COSTA RICA NEWS – Despite being a resident, a foreigner in Costa Rica is banned from working at the Poder Judicial (Judiciary).
The ban is in Article 19 of the Estatuto de Servicio Judicial (Statute of Judicial Service), which states: “All judicial officers must have Costa Rican citizenship rights …”.
The law went into effect in 1973, when it was passed by the Legislative Assembly.
The case was brought to light by a Nicaraguan national, Jorge Luis Urey Solano, 21 years of age, after filing a case of unconstitutionality.
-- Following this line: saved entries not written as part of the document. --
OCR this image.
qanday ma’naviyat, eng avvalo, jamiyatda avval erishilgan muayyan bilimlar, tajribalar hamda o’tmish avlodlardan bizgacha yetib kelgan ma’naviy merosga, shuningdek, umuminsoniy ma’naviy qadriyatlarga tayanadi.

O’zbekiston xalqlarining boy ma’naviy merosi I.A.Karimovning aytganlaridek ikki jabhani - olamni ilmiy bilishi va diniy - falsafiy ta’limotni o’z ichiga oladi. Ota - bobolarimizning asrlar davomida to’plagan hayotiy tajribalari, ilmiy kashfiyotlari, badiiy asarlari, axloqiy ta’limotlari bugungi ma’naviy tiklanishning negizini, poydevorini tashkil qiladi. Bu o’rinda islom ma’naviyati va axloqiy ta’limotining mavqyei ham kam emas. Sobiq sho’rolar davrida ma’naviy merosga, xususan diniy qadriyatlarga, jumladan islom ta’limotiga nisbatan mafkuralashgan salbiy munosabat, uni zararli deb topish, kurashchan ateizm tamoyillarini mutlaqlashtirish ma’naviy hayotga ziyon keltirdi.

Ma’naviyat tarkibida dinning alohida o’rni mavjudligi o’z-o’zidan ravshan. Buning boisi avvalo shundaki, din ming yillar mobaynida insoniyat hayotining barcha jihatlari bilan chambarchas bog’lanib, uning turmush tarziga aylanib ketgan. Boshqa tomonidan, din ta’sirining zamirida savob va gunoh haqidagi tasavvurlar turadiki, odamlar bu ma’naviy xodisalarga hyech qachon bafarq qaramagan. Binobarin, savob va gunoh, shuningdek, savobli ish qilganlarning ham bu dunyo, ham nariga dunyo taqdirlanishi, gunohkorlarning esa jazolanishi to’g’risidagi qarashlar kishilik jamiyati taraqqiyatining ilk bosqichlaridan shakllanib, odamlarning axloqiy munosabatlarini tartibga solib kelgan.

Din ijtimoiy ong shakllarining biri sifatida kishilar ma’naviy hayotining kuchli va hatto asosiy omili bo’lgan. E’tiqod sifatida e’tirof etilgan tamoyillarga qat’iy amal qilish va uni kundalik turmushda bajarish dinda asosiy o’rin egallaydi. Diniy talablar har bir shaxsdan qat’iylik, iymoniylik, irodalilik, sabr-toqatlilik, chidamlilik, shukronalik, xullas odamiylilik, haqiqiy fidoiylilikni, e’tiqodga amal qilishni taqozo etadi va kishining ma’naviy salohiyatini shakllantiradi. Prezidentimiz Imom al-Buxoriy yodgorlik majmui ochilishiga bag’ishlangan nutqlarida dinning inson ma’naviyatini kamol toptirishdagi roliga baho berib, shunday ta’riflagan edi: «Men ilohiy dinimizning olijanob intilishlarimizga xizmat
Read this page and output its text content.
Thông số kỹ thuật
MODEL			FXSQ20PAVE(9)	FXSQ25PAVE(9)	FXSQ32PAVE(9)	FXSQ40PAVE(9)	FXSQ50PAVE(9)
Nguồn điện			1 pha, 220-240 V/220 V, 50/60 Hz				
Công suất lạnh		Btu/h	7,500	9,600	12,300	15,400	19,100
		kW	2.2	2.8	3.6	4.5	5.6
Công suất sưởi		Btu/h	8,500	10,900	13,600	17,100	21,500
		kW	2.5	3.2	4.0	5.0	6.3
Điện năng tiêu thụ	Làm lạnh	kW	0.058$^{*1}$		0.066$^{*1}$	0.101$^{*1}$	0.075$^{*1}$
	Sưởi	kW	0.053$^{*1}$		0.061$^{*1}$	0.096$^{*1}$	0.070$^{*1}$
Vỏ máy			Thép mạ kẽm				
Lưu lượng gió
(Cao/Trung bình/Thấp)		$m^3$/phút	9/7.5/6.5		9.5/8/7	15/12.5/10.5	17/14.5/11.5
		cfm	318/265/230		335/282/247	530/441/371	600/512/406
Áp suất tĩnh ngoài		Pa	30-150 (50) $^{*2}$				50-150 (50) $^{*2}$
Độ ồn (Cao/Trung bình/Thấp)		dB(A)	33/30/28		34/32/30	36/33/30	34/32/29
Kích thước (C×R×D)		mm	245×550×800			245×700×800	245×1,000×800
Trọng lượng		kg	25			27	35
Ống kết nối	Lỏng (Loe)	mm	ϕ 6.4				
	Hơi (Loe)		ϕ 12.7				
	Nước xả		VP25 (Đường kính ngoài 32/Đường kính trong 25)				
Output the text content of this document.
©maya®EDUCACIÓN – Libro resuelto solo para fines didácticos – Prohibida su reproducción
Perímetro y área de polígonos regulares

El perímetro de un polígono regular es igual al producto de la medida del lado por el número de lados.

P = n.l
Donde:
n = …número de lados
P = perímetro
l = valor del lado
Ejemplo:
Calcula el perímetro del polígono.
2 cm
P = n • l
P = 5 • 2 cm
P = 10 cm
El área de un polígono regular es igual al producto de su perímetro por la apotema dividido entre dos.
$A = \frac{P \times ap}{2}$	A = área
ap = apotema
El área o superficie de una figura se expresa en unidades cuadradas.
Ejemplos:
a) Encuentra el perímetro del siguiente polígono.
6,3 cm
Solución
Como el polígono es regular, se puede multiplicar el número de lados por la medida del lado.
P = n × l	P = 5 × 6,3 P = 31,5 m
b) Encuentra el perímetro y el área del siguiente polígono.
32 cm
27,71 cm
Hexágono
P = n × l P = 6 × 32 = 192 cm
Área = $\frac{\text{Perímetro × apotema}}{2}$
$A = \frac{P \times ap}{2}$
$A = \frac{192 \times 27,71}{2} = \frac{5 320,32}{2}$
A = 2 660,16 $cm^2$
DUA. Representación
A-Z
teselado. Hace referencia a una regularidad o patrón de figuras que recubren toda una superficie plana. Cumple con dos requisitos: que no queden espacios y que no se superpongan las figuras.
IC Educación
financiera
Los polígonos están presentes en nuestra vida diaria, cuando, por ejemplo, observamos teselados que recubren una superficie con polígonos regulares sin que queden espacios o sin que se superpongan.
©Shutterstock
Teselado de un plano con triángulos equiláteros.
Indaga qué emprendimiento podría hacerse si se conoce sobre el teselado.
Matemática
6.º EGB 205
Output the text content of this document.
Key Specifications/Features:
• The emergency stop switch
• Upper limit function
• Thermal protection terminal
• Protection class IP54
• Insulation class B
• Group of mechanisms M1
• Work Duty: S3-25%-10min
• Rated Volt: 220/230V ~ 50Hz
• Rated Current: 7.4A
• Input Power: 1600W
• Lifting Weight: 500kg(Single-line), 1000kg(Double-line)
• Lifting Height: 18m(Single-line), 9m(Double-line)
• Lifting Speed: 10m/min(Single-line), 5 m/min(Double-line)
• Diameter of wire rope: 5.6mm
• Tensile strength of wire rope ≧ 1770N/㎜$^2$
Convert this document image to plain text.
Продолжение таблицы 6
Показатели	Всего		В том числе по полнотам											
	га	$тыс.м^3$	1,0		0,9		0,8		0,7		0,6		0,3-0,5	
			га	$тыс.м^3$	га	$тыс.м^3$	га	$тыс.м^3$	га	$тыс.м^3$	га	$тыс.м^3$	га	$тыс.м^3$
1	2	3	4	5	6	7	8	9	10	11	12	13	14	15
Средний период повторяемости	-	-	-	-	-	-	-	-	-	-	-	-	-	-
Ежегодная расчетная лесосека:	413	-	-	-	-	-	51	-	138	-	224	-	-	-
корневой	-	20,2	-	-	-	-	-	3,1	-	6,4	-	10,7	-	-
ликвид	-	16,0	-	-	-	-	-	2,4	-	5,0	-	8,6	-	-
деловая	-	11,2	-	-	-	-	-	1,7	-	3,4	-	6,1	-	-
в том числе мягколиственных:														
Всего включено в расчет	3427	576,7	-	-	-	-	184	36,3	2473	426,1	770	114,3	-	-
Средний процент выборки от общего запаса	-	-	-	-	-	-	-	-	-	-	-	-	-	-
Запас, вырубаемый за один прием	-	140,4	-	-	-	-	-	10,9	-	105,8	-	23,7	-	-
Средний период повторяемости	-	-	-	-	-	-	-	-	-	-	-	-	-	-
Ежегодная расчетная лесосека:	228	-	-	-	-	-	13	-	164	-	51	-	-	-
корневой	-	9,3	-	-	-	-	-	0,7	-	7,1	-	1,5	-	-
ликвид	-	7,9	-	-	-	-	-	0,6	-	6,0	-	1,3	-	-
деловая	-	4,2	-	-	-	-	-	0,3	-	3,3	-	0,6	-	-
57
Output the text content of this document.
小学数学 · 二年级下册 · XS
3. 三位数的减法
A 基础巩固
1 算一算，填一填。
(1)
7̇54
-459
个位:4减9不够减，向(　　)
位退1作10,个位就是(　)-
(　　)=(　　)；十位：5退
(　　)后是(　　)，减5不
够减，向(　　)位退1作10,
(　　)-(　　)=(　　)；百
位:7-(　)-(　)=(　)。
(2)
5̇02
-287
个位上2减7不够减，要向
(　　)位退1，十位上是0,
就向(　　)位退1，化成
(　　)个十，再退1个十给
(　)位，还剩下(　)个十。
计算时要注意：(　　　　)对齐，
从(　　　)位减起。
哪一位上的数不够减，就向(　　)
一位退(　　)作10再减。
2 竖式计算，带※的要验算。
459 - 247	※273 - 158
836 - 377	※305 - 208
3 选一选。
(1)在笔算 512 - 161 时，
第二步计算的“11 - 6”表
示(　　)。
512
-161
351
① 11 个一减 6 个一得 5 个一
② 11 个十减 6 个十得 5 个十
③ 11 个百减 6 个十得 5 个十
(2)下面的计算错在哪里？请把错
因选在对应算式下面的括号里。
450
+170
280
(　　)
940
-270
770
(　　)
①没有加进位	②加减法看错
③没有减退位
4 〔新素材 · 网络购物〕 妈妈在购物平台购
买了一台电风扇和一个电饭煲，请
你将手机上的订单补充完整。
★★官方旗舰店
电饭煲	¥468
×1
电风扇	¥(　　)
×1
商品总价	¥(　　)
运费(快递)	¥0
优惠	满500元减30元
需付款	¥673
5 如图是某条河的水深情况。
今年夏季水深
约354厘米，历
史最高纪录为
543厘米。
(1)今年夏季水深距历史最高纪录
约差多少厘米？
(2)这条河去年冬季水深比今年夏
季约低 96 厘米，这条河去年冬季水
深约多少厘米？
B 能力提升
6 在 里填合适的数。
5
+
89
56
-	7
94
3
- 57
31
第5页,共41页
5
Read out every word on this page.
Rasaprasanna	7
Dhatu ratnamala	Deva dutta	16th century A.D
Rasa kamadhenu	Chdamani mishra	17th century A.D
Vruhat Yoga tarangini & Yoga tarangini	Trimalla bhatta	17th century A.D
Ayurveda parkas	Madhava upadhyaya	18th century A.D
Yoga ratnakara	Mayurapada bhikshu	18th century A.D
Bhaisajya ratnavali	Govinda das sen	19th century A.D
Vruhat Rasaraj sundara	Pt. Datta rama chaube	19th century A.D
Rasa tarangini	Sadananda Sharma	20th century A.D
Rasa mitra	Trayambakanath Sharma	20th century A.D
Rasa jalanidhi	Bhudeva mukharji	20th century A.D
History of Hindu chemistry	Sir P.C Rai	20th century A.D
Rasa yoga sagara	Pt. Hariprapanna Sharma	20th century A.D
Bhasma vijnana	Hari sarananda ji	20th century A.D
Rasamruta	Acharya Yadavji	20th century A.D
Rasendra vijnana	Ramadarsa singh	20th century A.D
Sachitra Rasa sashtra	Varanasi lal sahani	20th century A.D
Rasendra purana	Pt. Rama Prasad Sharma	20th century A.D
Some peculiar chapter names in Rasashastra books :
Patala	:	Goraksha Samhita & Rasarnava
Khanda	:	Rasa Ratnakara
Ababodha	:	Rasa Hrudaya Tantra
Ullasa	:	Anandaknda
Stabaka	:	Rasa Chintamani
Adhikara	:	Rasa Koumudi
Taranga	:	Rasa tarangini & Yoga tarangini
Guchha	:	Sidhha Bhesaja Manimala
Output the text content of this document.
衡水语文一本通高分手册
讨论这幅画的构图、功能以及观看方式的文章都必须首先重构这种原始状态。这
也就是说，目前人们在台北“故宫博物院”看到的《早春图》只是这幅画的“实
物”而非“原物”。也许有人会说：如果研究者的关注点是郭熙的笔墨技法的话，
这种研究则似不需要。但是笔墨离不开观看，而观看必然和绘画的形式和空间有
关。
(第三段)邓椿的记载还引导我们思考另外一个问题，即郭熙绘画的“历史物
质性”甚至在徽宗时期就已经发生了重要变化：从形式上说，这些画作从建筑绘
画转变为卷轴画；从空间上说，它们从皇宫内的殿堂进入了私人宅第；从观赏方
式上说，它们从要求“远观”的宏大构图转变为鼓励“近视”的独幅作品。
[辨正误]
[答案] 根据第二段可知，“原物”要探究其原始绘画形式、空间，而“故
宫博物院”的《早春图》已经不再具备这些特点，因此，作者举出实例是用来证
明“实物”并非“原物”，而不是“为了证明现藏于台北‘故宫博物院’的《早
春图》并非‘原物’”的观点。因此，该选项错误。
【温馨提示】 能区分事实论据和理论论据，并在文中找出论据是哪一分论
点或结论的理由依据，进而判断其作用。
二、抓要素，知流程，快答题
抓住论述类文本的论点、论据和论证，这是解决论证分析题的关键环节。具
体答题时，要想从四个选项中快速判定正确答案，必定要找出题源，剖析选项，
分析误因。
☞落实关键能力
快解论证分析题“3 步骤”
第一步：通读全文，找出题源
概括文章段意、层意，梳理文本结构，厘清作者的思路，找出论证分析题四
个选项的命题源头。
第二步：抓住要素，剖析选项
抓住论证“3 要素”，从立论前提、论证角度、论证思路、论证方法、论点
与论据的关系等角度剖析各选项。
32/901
In his petition, Urey says he studied law at a private university in Costa Rica and between December and March completed community work at the Unidad de Capacitación y Supervisión del Ministerio Público (Training and Supervision Unit at the Public Prosecutor’s office).
Urey says that, at the request of his boss, he filled an application for trainee and a career with Ministerio Público. Howver, the Humar Resources department of the Ministerio Público rejected his application because of his nationality.
Urey considers the treatment discriminatory.
On Jun 3 the Sala Constitucional (Constitutional Court) accepted his petition and set a hearing for 15 15 days with the Attorney General and the president of the Supreme Court, Zarela Villanueva. Villanueva said she could not refer publicly to the case given the matter is pending before the Court.
Urey, has been living in Costa Rica since he was 12 years of age and is a legal resident. Currently he lives with his mother and will be graduating from law school in eight months.
Urey says that a similar ban existed with the Tribunal Supremo de Elecciones (TSE – the elections tribunal). In 2003 the Constitutional Court, by resolution 2001-10422, declared unconstitutional the law that said only nationals could work with the TSE.